The Duchess is a counterpart of Don Giovanni not only in her egocentric classism but in her crushing solitude, the alienation her money and rank have produced. “No one ever loved me unless they were paid for it,” she sings, in her moment of introspection. She does not regret, she barely remembers, her many men. She is nostalgic for servants, a nanny, a sympathetic maid—the maid (Nili Riemer, in deliciously, bitchily edged coloratura peals) who betrayed her follies to her husband during a bed session with him? Perhaps that very one. There have been so many.
Don Giovanni’s only real relationship, you recall, was with Leporello, whom he beat and abused and bribed, who served and envied him, the factotum who boasted of the number of the Don’s affairs (calculation is a servile not an aristocratic thing to do), just as the Maid crows over the Duchess. Powder Her Face is, therefore, a story of loneliness, akin to Bartok’s Bluebeard and Wagner’s Dutchman but with an abandoned female protagonist.
Our abandoned female is mezzo-soprano Allison Cook, a specialist in new opera overseas and in decadent figures (the Marquise de Merteuil!) She is slim and sneeringly gracious, maintaining her hauteur whether athletically blowing the Waiter or pulling a chair out from under a reporter, and she looks slim and tigerish, bored but dangerous and apt to devour, in period hair styles and Alba Clemente’s period costumes, many of which seem to have clutching hands or clutching flames among their motifs.
A certain hollowness would be permissible in this vacant woman at the core of a vacant life, but Cook fills it with anguish as palpable as her scorn. “There is no beauty any more,” she says, looking about her and including us in her withering look. She is rude of course, but she is also touching. Left alone to face eviction from life, she reminds us of ourselves.
Jay Scheib not only directed the show, he took the penultimate bow from stage center, implying his importance, after the conductor and just before the unassuming composer appeared. He had many amusing ideas, but he has, in my opinion, overdone it, has not known where less would be more effective. Those 25 naked guys wandering aimlessly around the stage in scene four do not enhance one’s thrills (and I’m sure they aren’t meant to); indeed, that many penises (however sizable) soon cease to hold our interest.
But they do distract attention from the point of the scene, the Duchess’s seduction and fellatio (vividly depicted in the orchestra and her vocalism) of a waiter. But we already know this is far from a unique event because the whole score says so; too, the waiter admits it’s happened before, while she’s forgotten who he is. If the Duchess blows, Scheib overblows: If he staged Don Giovanni, would a thousand and three women in mantillas parade across the stage during the Catalogue Aria? And what would that prove? That Leporello wasn’t making it up? Lies, damned lies, statistics.

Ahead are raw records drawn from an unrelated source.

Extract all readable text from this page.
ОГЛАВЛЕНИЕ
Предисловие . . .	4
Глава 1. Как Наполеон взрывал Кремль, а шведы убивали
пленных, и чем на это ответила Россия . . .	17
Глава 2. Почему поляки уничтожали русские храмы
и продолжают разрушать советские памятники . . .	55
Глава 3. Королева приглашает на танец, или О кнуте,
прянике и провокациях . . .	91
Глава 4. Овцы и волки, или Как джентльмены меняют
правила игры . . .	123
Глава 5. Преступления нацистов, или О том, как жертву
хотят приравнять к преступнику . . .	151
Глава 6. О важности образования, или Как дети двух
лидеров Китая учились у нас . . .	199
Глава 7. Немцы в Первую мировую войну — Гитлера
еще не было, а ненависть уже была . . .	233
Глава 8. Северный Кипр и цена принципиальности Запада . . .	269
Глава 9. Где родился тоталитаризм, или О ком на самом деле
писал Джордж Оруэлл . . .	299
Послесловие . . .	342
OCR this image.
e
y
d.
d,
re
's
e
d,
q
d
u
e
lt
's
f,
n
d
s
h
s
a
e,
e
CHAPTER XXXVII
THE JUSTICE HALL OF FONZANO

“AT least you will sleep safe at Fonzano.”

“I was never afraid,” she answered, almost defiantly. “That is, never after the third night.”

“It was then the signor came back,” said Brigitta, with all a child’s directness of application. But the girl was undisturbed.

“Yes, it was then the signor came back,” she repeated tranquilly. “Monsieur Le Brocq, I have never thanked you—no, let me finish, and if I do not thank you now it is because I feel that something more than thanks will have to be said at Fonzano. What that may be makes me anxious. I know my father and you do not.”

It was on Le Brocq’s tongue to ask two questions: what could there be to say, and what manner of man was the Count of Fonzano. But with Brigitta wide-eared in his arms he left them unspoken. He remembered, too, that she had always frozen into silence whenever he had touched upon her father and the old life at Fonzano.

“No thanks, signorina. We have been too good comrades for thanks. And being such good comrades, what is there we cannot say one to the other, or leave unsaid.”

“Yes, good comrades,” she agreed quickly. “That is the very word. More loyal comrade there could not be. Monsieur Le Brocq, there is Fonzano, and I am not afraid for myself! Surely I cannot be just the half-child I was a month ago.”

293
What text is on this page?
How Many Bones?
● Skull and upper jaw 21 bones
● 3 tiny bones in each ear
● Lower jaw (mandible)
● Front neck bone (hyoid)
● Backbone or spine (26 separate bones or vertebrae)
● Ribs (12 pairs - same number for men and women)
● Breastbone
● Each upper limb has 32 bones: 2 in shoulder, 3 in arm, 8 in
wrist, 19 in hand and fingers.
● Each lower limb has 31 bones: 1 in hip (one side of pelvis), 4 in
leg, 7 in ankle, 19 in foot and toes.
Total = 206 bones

I felt similarly manipulated by the hint of someone under the table “performing” during the Judge’s egregious expressions of disgust at the Duchess’s morals. Yeah, society’s hypocritical, we got that. We got it long ago, from the rise of the curtain at the latest. But not everyone who preaches conventional morality is ipso facto a slut. The self-caricature of the Judge’s denunciation is quite clear, especially as wittily set by Mr. Adès and superbly sung by Mr. Boehler. The rest is strawberry icing on the lasagna. There is nothing to be gained by icing one’s lasagna. One should know when to stop.